When you code is ready take the time to validate it with the CSS Validation Service and fix any remaining bugs.

CSS Coding Style

The CSS code is divided into thematic sections whose use is commented.

The default template CSS was written by hand without using ready-made CSS frameworks like BootStrap, Bulma, knacss.

Therefore the code is very concise and focused but the corresponding HTML code cannot be adapted for CSS frameworks.

You also won’t be able to use Flex or Grid layouts except very locally.

Sometimes there are inline styles you will not be able to change. This is something we need to improve.

So it’s not a completely free form.

CSS Rules Reminder

CSS use a system of conditions (element name, id, class, pseudo-class, selector, media queries), heritage, and order precedence.
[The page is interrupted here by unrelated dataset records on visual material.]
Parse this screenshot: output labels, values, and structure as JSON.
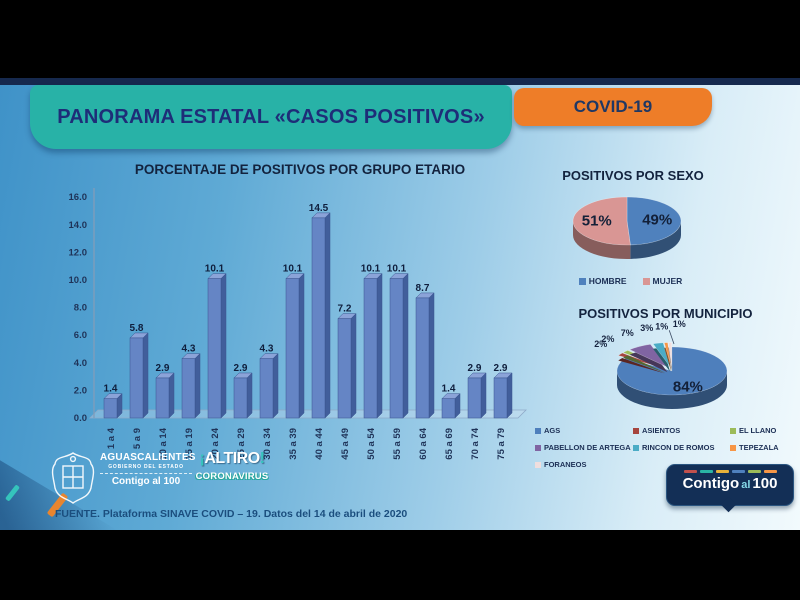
{
  "header": {
    "title": "PANORAMA ESTATAL «CASOS POSITIVOS»",
    "badge": "COVID-19"
  },
  "chart_data": [
    {
      "type": "bar",
      "title": "PORCENTAJE DE POSITIVOS POR GRUPO ETARIO",
      "categories": [
        "1 a 4",
        "5 a 9",
        "10 a 14",
        "15 a 19",
        "20 a 24",
        "25 a 29",
        "30 a 34",
        "35 a 39",
        "40 a 44",
        "45 a 49",
        "50 a 54",
        "55 a 59",
        "60 a 64",
        "65 a 69",
        "70 a 74",
        "75 a 79"
      ],
      "values": [
        1.4,
        5.8,
        2.9,
        4.3,
        10.1,
        2.9,
        4.3,
        10.1,
        14.5,
        7.2,
        10.1,
        10.1,
        8.7,
        1.4,
        2.9,
        2.9
      ],
      "xlabel": "",
      "ylabel": "",
      "ylim": [
        0,
        16
      ],
      "yticks": [
        0,
        2,
        4,
        6,
        8,
        10,
        12,
        14,
        16
      ],
      "grid": false,
      "bar_color": "#6585C5",
      "bar_side_color": "#415E9B",
      "bar_top_color": "#8BA3D8",
      "bar_edge_color": "#3A5590"
    },
    {
      "type": "pie",
      "title": "POSITIVOS POR SEXO",
      "labels": [
        "HOMBRE",
        "MUJER"
      ],
      "values": [
        49,
        51
      ],
      "display_labels": [
        "49%",
        "51%"
      ],
      "colors": [
        "#4F81BD",
        "#D99694"
      ],
      "legend_position": "bottom"
    },
    {
      "type": "pie",
      "title": "POSITIVOS POR MUNICIPIO",
      "labels": [
        "AGS",
        "ASIENTOS",
        "EL LLANO",
        "PABELLON DE ARTEGA",
        "RINCON DE ROMOS",
        "TEPEZALA",
        "FORANEOS"
      ],
      "values": [
        84,
        2,
        2,
        7,
        3,
        1,
        1
      ],
      "display_labels": [
        "84%",
        "2%",
        "2%",
        "7%",
        "3%",
        "1%",
        "1%"
      ],
      "colors": [
        "#4E7FBC",
        "#A6453E",
        "#9BBB59",
        "#8064A2",
        "#4BACC6",
        "#F79646",
        "#F0DEDE"
      ],
      "legend_position": "bottom-left"
    }
  ],
  "footer": {
    "source": "FUENTE. Plataforma SINAVE COVID – 19. Datos del 14 de abril de 2020",
    "gov_logo": {
      "state": "AGUASCALIENTES",
      "sub": "GOBIERNO DEL ESTADO",
      "slogan": "Contigo al 100"
    },
    "altiro_logo": {
      "open": "¡",
      "name": "ALTIRO",
      "close": "!",
      "subtitle": "CORONAVIRUS"
    },
    "bubble": {
      "word1": "Contigo",
      "word2": "al",
      "word3": "100",
      "dash_colors": [
        "#C0504D",
        "#2AB5A5",
        "#E8B23A",
        "#4F81BD",
        "#9BBB59",
        "#F79646"
      ]
    }
  },
  "colors": {
    "header_teal": "#28B2A7",
    "badge_orange": "#EE7D28",
    "top_strip_navy": "#16294E",
    "title_text": "#1E2D78"
  }
}
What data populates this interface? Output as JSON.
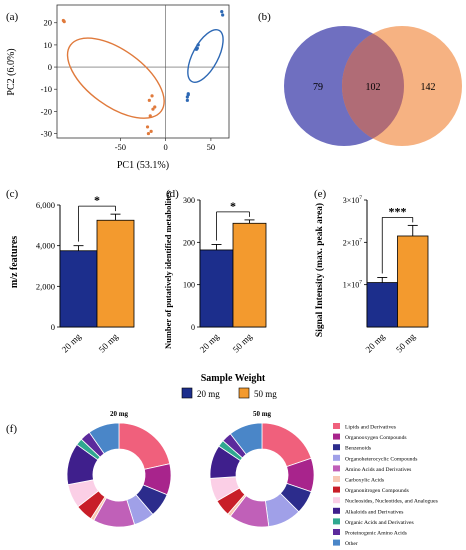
{
  "panels": {
    "a": "(a)",
    "b": "(b)",
    "c": "(c)",
    "d": "(d)",
    "e": "(e)",
    "f": "(f)"
  },
  "colors": {
    "blue": "#1c2e8c",
    "orange": "#f39a2e",
    "pca_blue": "#2d68b4",
    "pca_orange": "#e07a3c",
    "venn_left": "#6f6fc0",
    "venn_right": "#f4a56c",
    "venn_overlap": "#b06c76"
  },
  "shared": {
    "xlabel": "Sample Weight",
    "categories": [
      "20 mg",
      "50 mg"
    ],
    "legend": [
      "20 mg",
      "50 mg"
    ]
  },
  "chart_data": [
    {
      "type": "scatter",
      "panel": "a",
      "xlabel": "PC1 (53.1%)",
      "ylabel": "PC2 (6.0%)",
      "xlim": [
        -120,
        70
      ],
      "ylim": [
        -32,
        28
      ],
      "xticks": [
        "-50",
        "0",
        "50"
      ],
      "xtick_values": [
        -50,
        0,
        50
      ],
      "yticks": [
        "20",
        "10",
        "0",
        "-10",
        "-20",
        "-30"
      ],
      "ytick_values": [
        20,
        10,
        0,
        -10,
        -20,
        -30
      ],
      "series": [
        {
          "points": [
            [
              -113,
              21
            ],
            [
              -112,
              20.5
            ],
            [
              -15,
              -13
            ],
            [
              -18,
              -15
            ],
            [
              -12,
              -18
            ],
            [
              -14,
              -19
            ],
            [
              -17,
              -22
            ],
            [
              -20,
              -27
            ],
            [
              -16,
              -29
            ],
            [
              -19,
              -30
            ]
          ],
          "ellipse": {
            "cx": -55,
            "cy": -5,
            "rx": 62,
            "ry": 31,
            "angle_deg": 36
          }
        },
        {
          "points": [
            [
              62,
              25
            ],
            [
              63,
              23.5
            ],
            [
              36,
              10
            ],
            [
              35,
              8.5
            ],
            [
              34,
              8
            ],
            [
              25,
              -12
            ],
            [
              24,
              -13.5
            ],
            [
              24,
              -15
            ],
            [
              25,
              -12.5
            ]
          ],
          "ellipse": {
            "cx": 44,
            "cy": 5,
            "rx": 32,
            "ry": 14,
            "angle_deg": -62
          }
        }
      ]
    },
    {
      "type": "venn",
      "panel": "b",
      "only_left": "79",
      "overlap": "102",
      "only_right": "142"
    },
    {
      "type": "bar",
      "panel": "c",
      "ylabel": "m/z features",
      "categories": [
        "20 mg",
        "50 mg"
      ],
      "values": [
        3750,
        5250
      ],
      "errors": [
        250,
        300
      ],
      "ylim": [
        0,
        6000
      ],
      "yticks": [
        "0",
        "2,000",
        "4,000",
        "6,000"
      ],
      "ytick_values": [
        0,
        2000,
        4000,
        6000
      ],
      "significance": "*"
    },
    {
      "type": "bar",
      "panel": "d",
      "ylabel": "Number of putatively identified metabolites",
      "categories": [
        "20 mg",
        "50 mg"
      ],
      "values": [
        182,
        245
      ],
      "errors": [
        13,
        8
      ],
      "ylim": [
        0,
        300
      ],
      "yticks": [
        "0",
        "100",
        "200",
        "300"
      ],
      "ytick_values": [
        0,
        100,
        200,
        300
      ],
      "significance": "*"
    },
    {
      "type": "bar",
      "panel": "e",
      "ylabel": "Signal Intensity (max. peak area)",
      "categories": [
        "20 mg",
        "50 mg"
      ],
      "values": [
        10500000,
        21500000
      ],
      "errors": [
        1200000,
        2500000
      ],
      "ylim": [
        0,
        30000000
      ],
      "yticks": [
        {
          "base": "1×10",
          "exp": "7"
        },
        {
          "base": "2×10",
          "exp": "7"
        },
        {
          "base": "3×10",
          "exp": "7"
        }
      ],
      "ytick_values": [
        10000000,
        20000000,
        30000000
      ],
      "significance": "***"
    },
    {
      "type": "pie",
      "panel": "f",
      "donuts": [
        {
          "title": "20 mg",
          "values": [
            20,
            9,
            7,
            6,
            12,
            1,
            5,
            7,
            12,
            2,
            3,
            9
          ]
        },
        {
          "title": "50 mg",
          "values": [
            19,
            10,
            7,
            10,
            12,
            1,
            5,
            7,
            10,
            2,
            3,
            10
          ]
        }
      ],
      "categories": [
        {
          "label": "Lipids and Derivatives",
          "color": "#f0607c"
        },
        {
          "label": "Organooxygen Compounds",
          "color": "#a8248c"
        },
        {
          "label": "Benzenoids",
          "color": "#2c2c8c"
        },
        {
          "label": "Organoheterocyclic Compounds",
          "color": "#a0a0e8"
        },
        {
          "label": "Amino Acids and Derivatives",
          "color": "#c060b8"
        },
        {
          "label": "Carboxylic Acids",
          "color": "#f8c8b4"
        },
        {
          "label": "Organonitrogen Compounds",
          "color": "#c81e28"
        },
        {
          "label": "Nucleosides, Nucleotides, and Analogues",
          "color": "#fbcfe6"
        },
        {
          "label": "Alkaloids and Derivatives",
          "color": "#3f1f8c"
        },
        {
          "label": "Organic Acids and Derivatives",
          "color": "#30a890"
        },
        {
          "label": "Proteinogenic Amino Acids",
          "color": "#5c2a9c"
        },
        {
          "label": "Other",
          "color": "#4a86c8"
        }
      ]
    }
  ]
}
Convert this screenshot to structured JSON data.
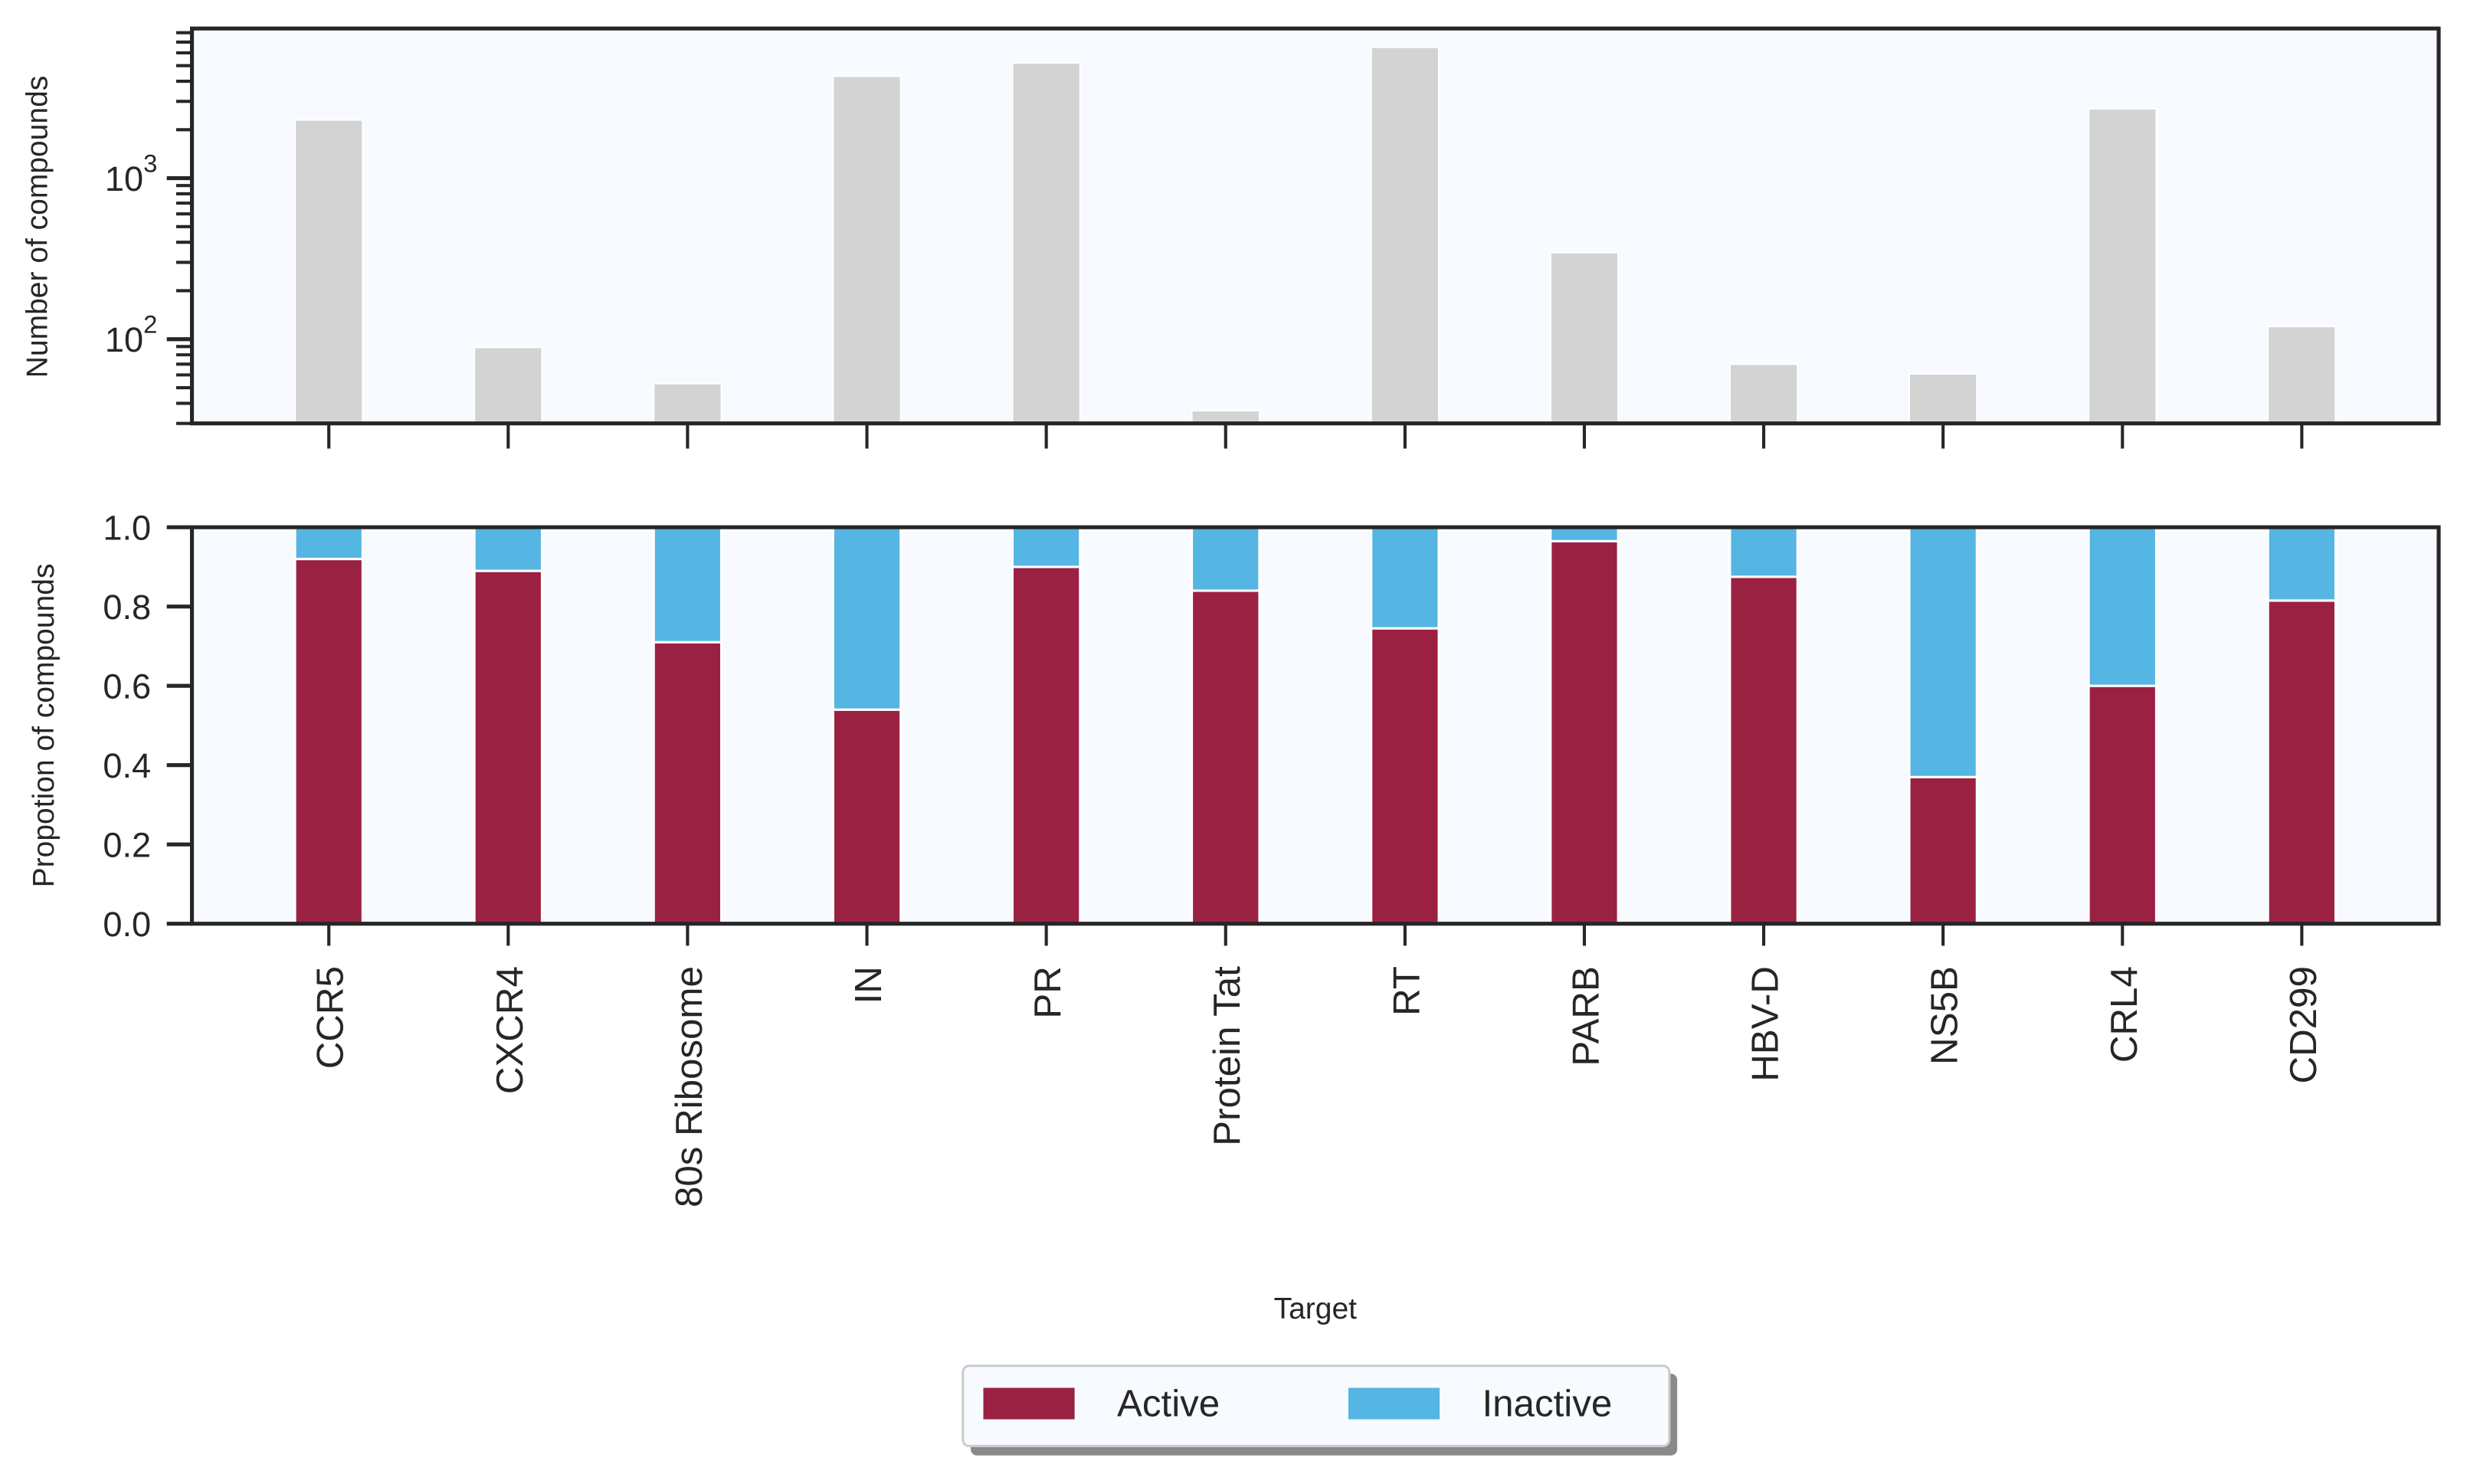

The browser read the HTML definition of an element to know what CSS conditions match. When all matching CSS rules are found, it use heritage and order precedence rules to pick the most specific CSS rule.

Heritage rules

  1. External files
  2. HTML embedded style elements
  3. HTML inline style attributes (e.g. style=“color:yellow”)
  4. Old named HTML style attributes (e.g. color=“yellow”)

Higher has more priority.

Order of precedence rules

It applies within an inheritance level : top to bottom, left to right.

The last to speak wins.

Comment about the current accepted practise

Generally it’s a bad idea to use ids because they have to be unique within an HTML page. Still useful for main invariant blocks (e.g. a main menu).

For browsers

  • External files should be privileged.
  • Inline style attributes are useful when a website has a single design or for a quick fix but should be avoided if possible.
  • Old named HTML style attributes are deprecated (HTML 4 feature).

For emails

  • On the contrary, inline style attributes and old named HTML style attributes are useful to design because email readers are a strange and wild world!